The debris lined road through Chateau Wood to Westhoek Ridge, in the Ypres sector. An unidentified soldier runs across the road between two abandoned limbers and piles of wood (AWM E01233)
Passchendaele
The Battle of Passchendaele has shaped perceptions of the Western Front. Fought between July and November 1917, both sides suffered heavy casualties and endured appalling conditions. ‘Passchendaele’ became synonymous with mud, blood and futility.
In 1917 General Haig planned a major offensive, hoping for a war-winning breakthrough. He planned to capture the high ground around Ypres, as well as a key rail junction to the east, and then advance on the German occupied ports on the Belgian coast which were critical to Germany’s U-boat campaign.
Conditions were horrific as the region was largely made up of low, flat ground that was kept dry only with the help of an intricate series of dykes and ditches. After three years of heavy fighting these drainage systems were totally destroyed and the ground, churned up by millions of artillery shells, was reduced to sticky mud.

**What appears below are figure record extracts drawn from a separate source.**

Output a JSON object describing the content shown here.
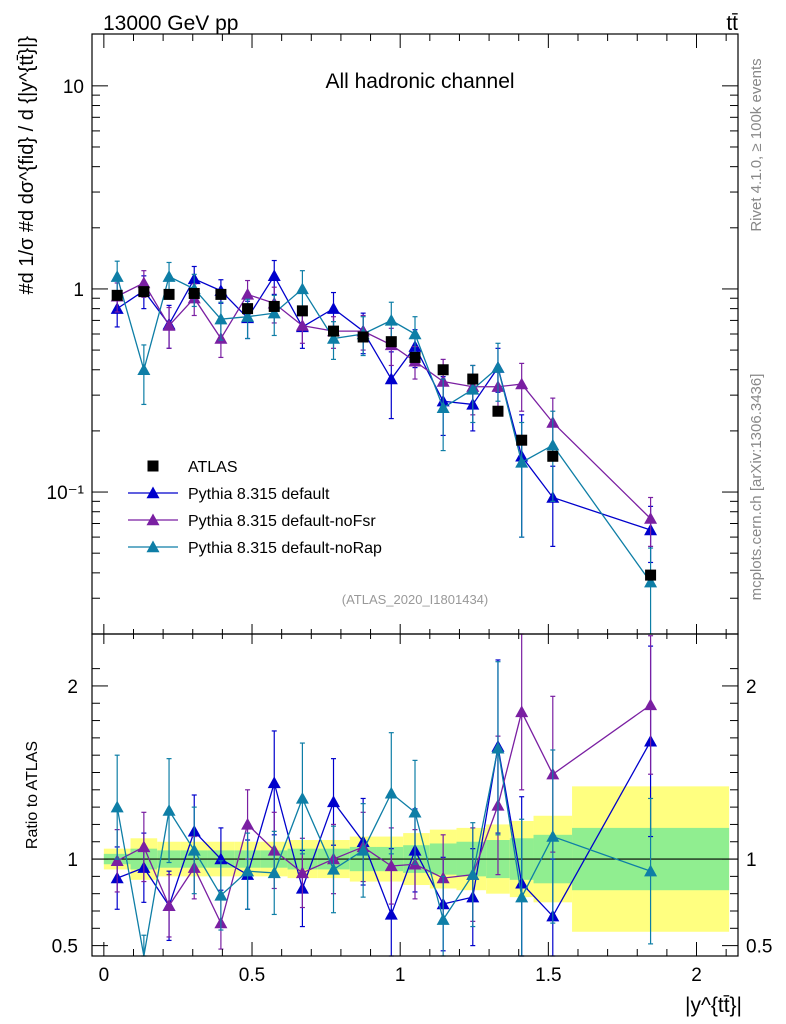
{
  "header": {
    "energy_label": "13000 GeV pp",
    "process_label": "tt̄",
    "channel_label": "All hadronic channel",
    "analysis_id": "(ATLAS_2020_I1801434)",
    "side_rivet": "Rivet 4.1.0, ≥ 100k events",
    "side_site": "mcplots.cern.ch [arXiv:1306.3436]"
  },
  "chart_data": {
    "type": "scatter",
    "main": {
      "ylabel": "#d 1/σ #d dσ^{fid} / d {|y^{tt̄}|}",
      "yscale": "log",
      "ylim": [
        0.02,
        18
      ],
      "ytick_labels": [
        "10",
        "1",
        "10⁻¹"
      ],
      "ytick_values": [
        10,
        1,
        0.1
      ]
    },
    "ratio": {
      "ylabel": "Ratio to ATLAS",
      "ylim": [
        0.44,
        2.3
      ],
      "ytick_labels": [
        "0.5",
        "1",
        "2"
      ],
      "ytick_values": [
        0.5,
        1,
        2
      ]
    },
    "xlabel": "|y^{tt̄}|",
    "xlim": [
      -0.04,
      2.14
    ],
    "xtick_labels": [
      "0",
      "0.5",
      "1",
      "1.5",
      "2"
    ],
    "xtick_values": [
      0,
      0.5,
      1,
      1.5,
      2
    ],
    "x": [
      0.045,
      0.135,
      0.22,
      0.305,
      0.395,
      0.485,
      0.575,
      0.67,
      0.775,
      0.875,
      0.97,
      1.05,
      1.145,
      1.245,
      1.33,
      1.41,
      1.515,
      1.845
    ],
    "bins": [
      0,
      0.09,
      0.18,
      0.26,
      0.35,
      0.44,
      0.53,
      0.62,
      0.72,
      0.83,
      0.92,
      1.01,
      1.1,
      1.19,
      1.29,
      1.37,
      1.45,
      1.58,
      2.11
    ],
    "data": {
      "name": "ATLAS",
      "values": [
        0.93,
        0.97,
        0.94,
        0.95,
        0.94,
        0.8,
        0.82,
        0.78,
        0.62,
        0.58,
        0.55,
        0.46,
        0.4,
        0.36,
        0.25,
        0.18,
        0.15,
        0.039
      ],
      "band_stat": [
        0.03,
        0.06,
        0.05,
        0.05,
        0.05,
        0.05,
        0.05,
        0.06,
        0.06,
        0.07,
        0.07,
        0.08,
        0.09,
        0.1,
        0.11,
        0.12,
        0.14,
        0.18
      ],
      "band_total": [
        0.06,
        0.12,
        0.1,
        0.1,
        0.1,
        0.1,
        0.1,
        0.11,
        0.11,
        0.13,
        0.13,
        0.15,
        0.17,
        0.18,
        0.2,
        0.22,
        0.25,
        0.42
      ]
    },
    "series": [
      {
        "name": "Pythia 8.315 default",
        "color": "#0000cc",
        "values": [
          0.8,
          0.98,
          0.67,
          1.12,
          0.98,
          0.72,
          1.16,
          0.65,
          0.8,
          0.62,
          0.36,
          0.52,
          0.28,
          0.27,
          0.41,
          0.15,
          0.094,
          0.065
        ],
        "ratio": [
          0.89,
          0.95,
          0.73,
          1.16,
          1.0,
          0.91,
          1.44,
          0.83,
          1.33,
          1.1,
          0.68,
          1.05,
          0.74,
          0.78,
          1.65,
          0.86,
          0.67,
          1.68
        ],
        "err": [
          0.15,
          0.18,
          0.16,
          0.17,
          0.13,
          0.15,
          0.22,
          0.14,
          0.16,
          0.14,
          0.13,
          0.11,
          0.09,
          0.07,
          0.1,
          0.09,
          0.04,
          0.02
        ],
        "ratio_err": [
          0.18,
          0.2,
          0.2,
          0.21,
          0.18,
          0.2,
          0.3,
          0.22,
          0.25,
          0.25,
          0.38,
          0.24,
          0.27,
          0.28,
          0.5,
          0.5,
          0.33,
          0.55
        ]
      },
      {
        "name": "Pythia 8.315 default-noFsr",
        "color": "#7a1fa2",
        "values": [
          0.92,
          1.07,
          0.66,
          0.9,
          0.57,
          0.94,
          0.85,
          0.66,
          0.62,
          0.62,
          0.53,
          0.44,
          0.35,
          0.33,
          0.33,
          0.34,
          0.22,
          0.074
        ],
        "ratio": [
          0.99,
          1.07,
          0.73,
          0.95,
          0.63,
          1.2,
          1.05,
          0.92,
          1.0,
          1.07,
          0.96,
          0.97,
          0.89,
          0.91,
          1.31,
          1.85,
          1.49,
          1.89
        ],
        "err": [
          0.15,
          0.16,
          0.15,
          0.16,
          0.11,
          0.16,
          0.17,
          0.12,
          0.11,
          0.12,
          0.11,
          0.08,
          0.1,
          0.09,
          0.09,
          0.09,
          0.07,
          0.02
        ],
        "ratio_err": [
          0.18,
          0.2,
          0.18,
          0.18,
          0.15,
          0.2,
          0.22,
          0.2,
          0.2,
          0.2,
          0.22,
          0.2,
          0.25,
          0.27,
          0.4,
          0.45,
          0.45,
          0.4
        ]
      },
      {
        "name": "Pythia 8.315 default-noRap",
        "color": "#0e7ea6",
        "values": [
          1.15,
          0.4,
          1.15,
          1.0,
          0.71,
          0.73,
          0.76,
          1.0,
          0.57,
          0.6,
          0.7,
          0.6,
          0.26,
          0.32,
          0.41,
          0.14,
          0.17,
          0.036
        ],
        "ratio": [
          1.3,
          0.41,
          1.28,
          1.05,
          0.79,
          0.93,
          0.92,
          1.35,
          0.94,
          1.05,
          1.38,
          1.27,
          0.65,
          0.91,
          1.64,
          0.78,
          1.13,
          0.93
        ],
        "err": [
          0.22,
          0.13,
          0.2,
          0.18,
          0.15,
          0.16,
          0.17,
          0.23,
          0.12,
          0.13,
          0.16,
          0.13,
          0.1,
          0.1,
          0.13,
          0.08,
          0.08,
          0.017
        ],
        "ratio_err": [
          0.3,
          0.15,
          0.3,
          0.25,
          0.2,
          0.22,
          0.24,
          0.32,
          0.25,
          0.27,
          0.35,
          0.3,
          0.25,
          0.3,
          0.5,
          0.45,
          0.5,
          0.42
        ]
      }
    ],
    "legend_position": "lower-left",
    "band_colors": {
      "stat": "#90ee90",
      "total": "#ffff80"
    }
  }
}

The battle failed to achieve Haig’s objectives; it lasted for nearly five months and in that time the Allies advanced about five miles (8km) for the loss of over 250,000 soldiers killed, wounded or missing. This included 38,000 members of the AIF, two of whom (Captain Clarence Jefferies and Sergeant Lewis McGee) were posthumously awarded the Victoria Cross for gallantry. German casualties were estimated at 220,000 making this one of the war’s most costly battles of attrition.
Footnote:
This story is an expanded version of one written by Val Latimer which appeared in the February 2025 edition of ‘Peninsula Past Times’ , the journal of the Mornington Peninsula Family History Society. Thanks to Kevin Hillier (President of Frankston RSL) and Peter Beckett for their assistance.